A 2021 study led by the same research team had shown that the chromosome arm 9p is more likely to be lost in immune cold tumors that do not respond to immunotherapy. 9p houses many genes, including those that encode interferons, a set of immune system signaling proteins that can trigger an attack on cancer cells, at a location (locus) called 9p21. The earlier study, however, did not identify which region (and genes) on 9p were responsible for “immune cold” checkpoint therapy resistance. The new work suggests that the 9p24.1 locus, more than a 9p21 locus, may be the key.

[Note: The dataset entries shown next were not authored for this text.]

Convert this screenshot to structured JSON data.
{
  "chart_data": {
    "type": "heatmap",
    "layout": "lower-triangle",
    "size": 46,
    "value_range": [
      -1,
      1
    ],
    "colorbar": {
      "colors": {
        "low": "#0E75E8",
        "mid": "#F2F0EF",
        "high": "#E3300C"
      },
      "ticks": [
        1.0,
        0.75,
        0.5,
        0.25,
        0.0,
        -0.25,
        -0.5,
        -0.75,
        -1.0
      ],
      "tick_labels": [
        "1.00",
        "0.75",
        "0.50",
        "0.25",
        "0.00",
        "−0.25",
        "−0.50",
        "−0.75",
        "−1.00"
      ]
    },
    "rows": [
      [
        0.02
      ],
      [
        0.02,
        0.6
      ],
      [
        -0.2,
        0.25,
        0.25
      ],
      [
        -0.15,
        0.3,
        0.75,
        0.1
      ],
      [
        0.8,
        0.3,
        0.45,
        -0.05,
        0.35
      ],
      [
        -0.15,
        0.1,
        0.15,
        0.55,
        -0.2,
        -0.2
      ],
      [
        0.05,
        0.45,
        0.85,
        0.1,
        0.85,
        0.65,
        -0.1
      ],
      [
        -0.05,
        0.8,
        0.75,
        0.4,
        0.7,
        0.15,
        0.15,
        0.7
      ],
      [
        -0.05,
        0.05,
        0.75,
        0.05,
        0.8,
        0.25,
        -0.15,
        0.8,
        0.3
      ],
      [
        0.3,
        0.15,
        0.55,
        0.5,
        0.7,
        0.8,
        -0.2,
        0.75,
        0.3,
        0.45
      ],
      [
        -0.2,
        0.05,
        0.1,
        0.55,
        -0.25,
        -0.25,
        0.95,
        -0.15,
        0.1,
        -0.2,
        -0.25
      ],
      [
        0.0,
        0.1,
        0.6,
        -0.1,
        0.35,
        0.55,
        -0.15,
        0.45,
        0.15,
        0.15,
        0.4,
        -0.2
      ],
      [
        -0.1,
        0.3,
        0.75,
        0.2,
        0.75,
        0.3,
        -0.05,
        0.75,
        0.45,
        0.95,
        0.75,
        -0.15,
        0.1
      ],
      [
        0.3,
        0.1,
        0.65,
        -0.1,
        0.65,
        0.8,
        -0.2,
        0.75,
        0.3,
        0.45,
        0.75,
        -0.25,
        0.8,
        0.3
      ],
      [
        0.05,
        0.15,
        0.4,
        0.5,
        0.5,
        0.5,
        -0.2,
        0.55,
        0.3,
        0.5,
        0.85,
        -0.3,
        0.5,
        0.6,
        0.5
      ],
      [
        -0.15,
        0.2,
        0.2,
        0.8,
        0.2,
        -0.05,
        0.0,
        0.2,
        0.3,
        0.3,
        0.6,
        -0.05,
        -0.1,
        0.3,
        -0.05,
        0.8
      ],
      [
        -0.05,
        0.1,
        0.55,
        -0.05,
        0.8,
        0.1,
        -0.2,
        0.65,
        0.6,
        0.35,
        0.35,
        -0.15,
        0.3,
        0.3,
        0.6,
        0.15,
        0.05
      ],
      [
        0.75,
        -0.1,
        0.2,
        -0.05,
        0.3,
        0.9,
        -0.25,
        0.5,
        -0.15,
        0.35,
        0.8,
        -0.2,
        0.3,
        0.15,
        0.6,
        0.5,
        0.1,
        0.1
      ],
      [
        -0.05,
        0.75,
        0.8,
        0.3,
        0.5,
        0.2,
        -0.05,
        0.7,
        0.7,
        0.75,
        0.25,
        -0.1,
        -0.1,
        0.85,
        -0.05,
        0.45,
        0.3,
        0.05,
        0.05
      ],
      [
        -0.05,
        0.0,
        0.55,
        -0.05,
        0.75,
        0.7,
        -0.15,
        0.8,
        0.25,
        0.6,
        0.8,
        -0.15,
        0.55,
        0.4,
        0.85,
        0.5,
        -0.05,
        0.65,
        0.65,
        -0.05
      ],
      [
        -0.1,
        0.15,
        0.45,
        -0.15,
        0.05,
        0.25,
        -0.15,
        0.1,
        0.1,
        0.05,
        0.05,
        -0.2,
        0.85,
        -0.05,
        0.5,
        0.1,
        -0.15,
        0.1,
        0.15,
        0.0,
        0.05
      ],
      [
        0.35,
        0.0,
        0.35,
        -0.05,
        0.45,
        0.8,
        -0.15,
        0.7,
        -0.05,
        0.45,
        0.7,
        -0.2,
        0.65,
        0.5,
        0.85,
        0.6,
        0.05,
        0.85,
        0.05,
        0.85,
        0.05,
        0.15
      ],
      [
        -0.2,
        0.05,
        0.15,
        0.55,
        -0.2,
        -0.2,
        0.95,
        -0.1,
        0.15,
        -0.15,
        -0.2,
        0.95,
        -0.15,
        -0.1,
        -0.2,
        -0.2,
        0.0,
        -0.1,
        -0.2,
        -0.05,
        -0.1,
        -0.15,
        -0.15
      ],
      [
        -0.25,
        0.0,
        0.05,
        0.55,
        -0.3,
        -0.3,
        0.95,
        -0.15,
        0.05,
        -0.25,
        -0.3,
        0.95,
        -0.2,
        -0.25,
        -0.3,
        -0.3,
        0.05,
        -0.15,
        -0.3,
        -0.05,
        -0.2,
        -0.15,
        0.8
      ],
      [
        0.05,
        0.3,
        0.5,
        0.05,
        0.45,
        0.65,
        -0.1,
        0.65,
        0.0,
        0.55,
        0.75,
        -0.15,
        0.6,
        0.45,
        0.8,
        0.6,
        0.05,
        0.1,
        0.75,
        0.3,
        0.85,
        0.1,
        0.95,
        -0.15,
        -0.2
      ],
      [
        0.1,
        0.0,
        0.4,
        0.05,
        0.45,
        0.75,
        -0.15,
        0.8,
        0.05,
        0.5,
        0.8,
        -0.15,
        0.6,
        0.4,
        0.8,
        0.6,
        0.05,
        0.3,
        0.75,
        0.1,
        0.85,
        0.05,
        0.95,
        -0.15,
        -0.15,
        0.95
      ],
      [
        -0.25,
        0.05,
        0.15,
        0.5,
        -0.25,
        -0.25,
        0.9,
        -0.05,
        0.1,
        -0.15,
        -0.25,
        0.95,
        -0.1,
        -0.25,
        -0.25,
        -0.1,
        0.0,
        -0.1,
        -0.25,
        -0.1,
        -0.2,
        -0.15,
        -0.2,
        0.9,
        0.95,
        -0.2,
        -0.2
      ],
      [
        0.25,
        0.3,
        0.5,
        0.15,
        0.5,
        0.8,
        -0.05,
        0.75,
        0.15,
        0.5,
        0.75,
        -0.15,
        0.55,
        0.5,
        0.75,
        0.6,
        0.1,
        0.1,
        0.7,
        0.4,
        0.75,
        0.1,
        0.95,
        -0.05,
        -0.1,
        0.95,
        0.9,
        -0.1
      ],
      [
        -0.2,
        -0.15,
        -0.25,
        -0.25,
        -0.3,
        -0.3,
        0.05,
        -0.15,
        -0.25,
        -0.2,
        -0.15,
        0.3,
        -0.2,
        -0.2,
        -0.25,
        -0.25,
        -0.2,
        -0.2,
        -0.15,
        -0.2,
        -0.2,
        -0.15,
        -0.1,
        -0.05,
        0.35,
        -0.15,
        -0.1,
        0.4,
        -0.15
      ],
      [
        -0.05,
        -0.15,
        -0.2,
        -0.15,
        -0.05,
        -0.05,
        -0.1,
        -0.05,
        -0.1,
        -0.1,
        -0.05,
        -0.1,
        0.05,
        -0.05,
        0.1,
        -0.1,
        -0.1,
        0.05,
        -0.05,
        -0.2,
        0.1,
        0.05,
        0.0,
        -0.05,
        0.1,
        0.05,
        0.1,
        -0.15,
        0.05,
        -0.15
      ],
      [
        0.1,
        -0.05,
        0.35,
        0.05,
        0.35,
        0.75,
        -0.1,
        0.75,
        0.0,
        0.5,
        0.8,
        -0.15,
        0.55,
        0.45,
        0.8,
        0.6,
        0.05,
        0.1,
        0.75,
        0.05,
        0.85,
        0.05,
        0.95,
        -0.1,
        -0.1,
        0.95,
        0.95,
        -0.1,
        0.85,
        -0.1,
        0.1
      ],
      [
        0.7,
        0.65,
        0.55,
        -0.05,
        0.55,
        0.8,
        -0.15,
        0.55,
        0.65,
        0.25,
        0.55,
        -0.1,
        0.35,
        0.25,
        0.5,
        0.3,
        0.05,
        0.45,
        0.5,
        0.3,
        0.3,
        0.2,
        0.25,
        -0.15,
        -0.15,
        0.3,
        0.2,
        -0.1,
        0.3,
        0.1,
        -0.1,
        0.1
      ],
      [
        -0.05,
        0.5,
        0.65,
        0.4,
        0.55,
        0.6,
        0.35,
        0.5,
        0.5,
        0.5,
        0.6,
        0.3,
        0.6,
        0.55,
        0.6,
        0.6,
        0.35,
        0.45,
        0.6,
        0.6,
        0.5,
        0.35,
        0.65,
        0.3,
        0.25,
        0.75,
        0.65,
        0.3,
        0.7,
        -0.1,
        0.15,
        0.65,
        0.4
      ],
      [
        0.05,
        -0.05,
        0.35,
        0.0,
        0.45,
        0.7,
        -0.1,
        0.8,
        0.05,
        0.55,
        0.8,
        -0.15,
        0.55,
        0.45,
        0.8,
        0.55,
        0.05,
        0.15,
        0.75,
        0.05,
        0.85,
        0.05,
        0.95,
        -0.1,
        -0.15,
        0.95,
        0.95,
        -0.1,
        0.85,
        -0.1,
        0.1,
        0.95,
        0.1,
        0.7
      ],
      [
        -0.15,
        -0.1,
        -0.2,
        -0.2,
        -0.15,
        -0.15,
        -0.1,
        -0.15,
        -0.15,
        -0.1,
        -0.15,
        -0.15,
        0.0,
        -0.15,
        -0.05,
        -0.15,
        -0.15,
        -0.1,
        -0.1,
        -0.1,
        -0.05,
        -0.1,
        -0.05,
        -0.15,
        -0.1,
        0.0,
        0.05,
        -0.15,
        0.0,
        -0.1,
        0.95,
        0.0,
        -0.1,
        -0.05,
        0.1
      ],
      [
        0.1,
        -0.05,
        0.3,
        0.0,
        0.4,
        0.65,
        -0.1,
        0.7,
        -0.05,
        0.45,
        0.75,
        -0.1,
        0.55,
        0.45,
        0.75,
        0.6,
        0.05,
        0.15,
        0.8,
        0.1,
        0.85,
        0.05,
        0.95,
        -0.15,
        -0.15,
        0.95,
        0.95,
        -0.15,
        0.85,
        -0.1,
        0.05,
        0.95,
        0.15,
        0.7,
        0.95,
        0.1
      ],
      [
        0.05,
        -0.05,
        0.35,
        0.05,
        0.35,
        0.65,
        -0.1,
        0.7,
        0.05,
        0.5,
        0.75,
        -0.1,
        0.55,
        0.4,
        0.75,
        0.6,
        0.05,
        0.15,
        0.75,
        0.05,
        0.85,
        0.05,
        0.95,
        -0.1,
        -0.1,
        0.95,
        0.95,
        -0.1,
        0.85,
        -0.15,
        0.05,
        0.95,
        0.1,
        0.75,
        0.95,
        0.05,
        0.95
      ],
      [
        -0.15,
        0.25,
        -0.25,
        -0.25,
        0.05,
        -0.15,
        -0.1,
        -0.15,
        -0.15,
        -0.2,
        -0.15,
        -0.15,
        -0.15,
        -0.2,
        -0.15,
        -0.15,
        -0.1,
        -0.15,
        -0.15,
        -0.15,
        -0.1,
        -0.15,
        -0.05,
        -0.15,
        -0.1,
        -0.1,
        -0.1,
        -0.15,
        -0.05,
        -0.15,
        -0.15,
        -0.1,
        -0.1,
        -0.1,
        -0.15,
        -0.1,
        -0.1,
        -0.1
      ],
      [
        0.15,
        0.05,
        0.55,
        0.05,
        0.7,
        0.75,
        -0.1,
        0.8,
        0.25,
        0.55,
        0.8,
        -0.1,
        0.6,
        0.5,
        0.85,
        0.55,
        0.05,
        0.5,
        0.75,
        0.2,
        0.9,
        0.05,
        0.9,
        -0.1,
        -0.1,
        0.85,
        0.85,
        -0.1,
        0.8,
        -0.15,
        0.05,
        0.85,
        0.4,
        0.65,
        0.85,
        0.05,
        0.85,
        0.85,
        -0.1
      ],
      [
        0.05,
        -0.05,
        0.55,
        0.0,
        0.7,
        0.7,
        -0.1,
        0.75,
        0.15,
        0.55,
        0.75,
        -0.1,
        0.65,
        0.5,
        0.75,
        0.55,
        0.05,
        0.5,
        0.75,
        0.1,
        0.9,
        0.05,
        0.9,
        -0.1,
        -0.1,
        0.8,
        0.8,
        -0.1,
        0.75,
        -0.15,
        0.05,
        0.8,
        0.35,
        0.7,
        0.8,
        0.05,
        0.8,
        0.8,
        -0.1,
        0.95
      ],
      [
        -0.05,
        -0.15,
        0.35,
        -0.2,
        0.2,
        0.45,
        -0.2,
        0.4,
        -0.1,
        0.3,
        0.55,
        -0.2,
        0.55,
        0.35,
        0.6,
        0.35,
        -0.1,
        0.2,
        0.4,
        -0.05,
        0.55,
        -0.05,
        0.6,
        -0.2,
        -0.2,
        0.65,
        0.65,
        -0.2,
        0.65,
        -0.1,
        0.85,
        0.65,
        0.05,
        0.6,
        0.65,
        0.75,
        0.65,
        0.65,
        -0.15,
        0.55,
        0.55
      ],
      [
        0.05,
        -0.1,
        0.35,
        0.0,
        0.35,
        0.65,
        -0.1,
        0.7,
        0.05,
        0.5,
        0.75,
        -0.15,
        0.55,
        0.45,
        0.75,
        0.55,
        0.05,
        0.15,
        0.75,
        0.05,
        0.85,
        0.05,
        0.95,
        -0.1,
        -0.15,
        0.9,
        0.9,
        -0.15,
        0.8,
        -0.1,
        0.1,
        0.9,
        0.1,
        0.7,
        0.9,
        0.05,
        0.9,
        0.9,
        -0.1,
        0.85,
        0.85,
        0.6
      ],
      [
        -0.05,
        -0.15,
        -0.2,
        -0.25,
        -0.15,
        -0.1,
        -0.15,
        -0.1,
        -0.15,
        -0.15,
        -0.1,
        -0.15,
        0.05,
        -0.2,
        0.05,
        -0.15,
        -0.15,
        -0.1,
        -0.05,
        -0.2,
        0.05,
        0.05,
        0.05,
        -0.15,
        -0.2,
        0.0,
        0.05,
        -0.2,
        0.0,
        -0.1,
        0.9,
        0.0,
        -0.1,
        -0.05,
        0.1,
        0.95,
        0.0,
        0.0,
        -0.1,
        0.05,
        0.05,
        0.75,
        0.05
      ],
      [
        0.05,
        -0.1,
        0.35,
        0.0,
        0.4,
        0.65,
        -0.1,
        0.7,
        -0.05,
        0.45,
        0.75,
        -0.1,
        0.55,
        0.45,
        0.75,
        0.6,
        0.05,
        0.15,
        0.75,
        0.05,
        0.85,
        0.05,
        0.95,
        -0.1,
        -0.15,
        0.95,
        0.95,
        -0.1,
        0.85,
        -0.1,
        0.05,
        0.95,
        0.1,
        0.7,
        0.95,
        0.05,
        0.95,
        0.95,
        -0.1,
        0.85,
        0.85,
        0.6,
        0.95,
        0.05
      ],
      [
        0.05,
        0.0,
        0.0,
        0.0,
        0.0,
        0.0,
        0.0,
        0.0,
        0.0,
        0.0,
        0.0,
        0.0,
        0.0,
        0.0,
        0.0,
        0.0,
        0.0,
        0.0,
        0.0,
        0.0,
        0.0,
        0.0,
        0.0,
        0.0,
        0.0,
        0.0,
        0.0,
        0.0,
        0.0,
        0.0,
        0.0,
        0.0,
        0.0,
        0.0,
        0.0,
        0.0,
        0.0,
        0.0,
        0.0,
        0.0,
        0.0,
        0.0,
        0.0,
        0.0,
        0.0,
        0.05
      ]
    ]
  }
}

For the current analysis, the research team measured the extent of genomic loss of 9p24.1 in the cancer cells of patients with HNSC-HPVneg as captured by the National Cancer Institute’s massive database on cancer cell genetics, the Cancer Genome Atlas, as well as in patient datasets from a company called Caris Life Sciences. The team linked 9p24.1 loss for the first time to survival duration after checkpoint inhibitor therapy. When the researchers next did a whole exome analyses of 10 solid tumors, they also found that extra 9p24.1 led to immune cold features in patients with other squamous cancer types, including lung squamous cancers, cervical squamous cancer, and esophageal squamous cell carcinoma.
9p chromosome sections are known to include genes—such as JAK2, Janus kinases (Jak), located on 9p24.1—that direct the production and response to interferons. In the team’s hypothesis, extra copies or amounts of 9p24.1 increase the interferon response signaling in cancer cells through Jak signaling, which is known to recruit more NK cells and T cells to invade and attack tumor cells.
“This finding justifies the development of 9p24.1 or Jak biomarker tests to select patients for checkpoint therapy,” says first study author Xin Zhao, PhD, a postdoctoral scholar in Dr. Davoli’s lab. “Jak DNA or RNA expression may need to be incorporated into precision treatment strategies for any squamous or solid tumor in which 9p24.1 dosage shapes the environment near tumors.”
Along with Dr. Davoli and Dr. Zhao, a study author in the Institute for Systems Genetics at NYU Langone Health was Dr. Joy Bianchi. Also study authors were co-senior author Scott Lippman and Ezra Cohen from UC San Diego Moores Cancer Center; J. Silvio Gutkind and Ludmil Alexandrov at UC San Diego; William William Jr. at the University of Texas and Hospital BP, Brazil; and Jim Abraham, Daniel Magee, and David Spetzler at Caris Life Sciences, Texas.
Funding for this research came from Instituto Cura, Cancer Research UK Grand Challenge, Mark Foundation for Cancer Research (C5470/A27144), the National Institutes of Health (grants R00 CA212621, R37 CA248631, R01DE026644, P01 CA106451, P50 CA097007, and P30 CA023100), an MRA Young Investigator Award, the Packard Fellowship for Science and Engineering, the National Foundation for Cancer Research, and Stand Up To Cancer–Lustgarten Foundation Pancreatic Cancer Interception Dream Team Translational Cancer Research (grant SU2C-AACR-DT-25-17).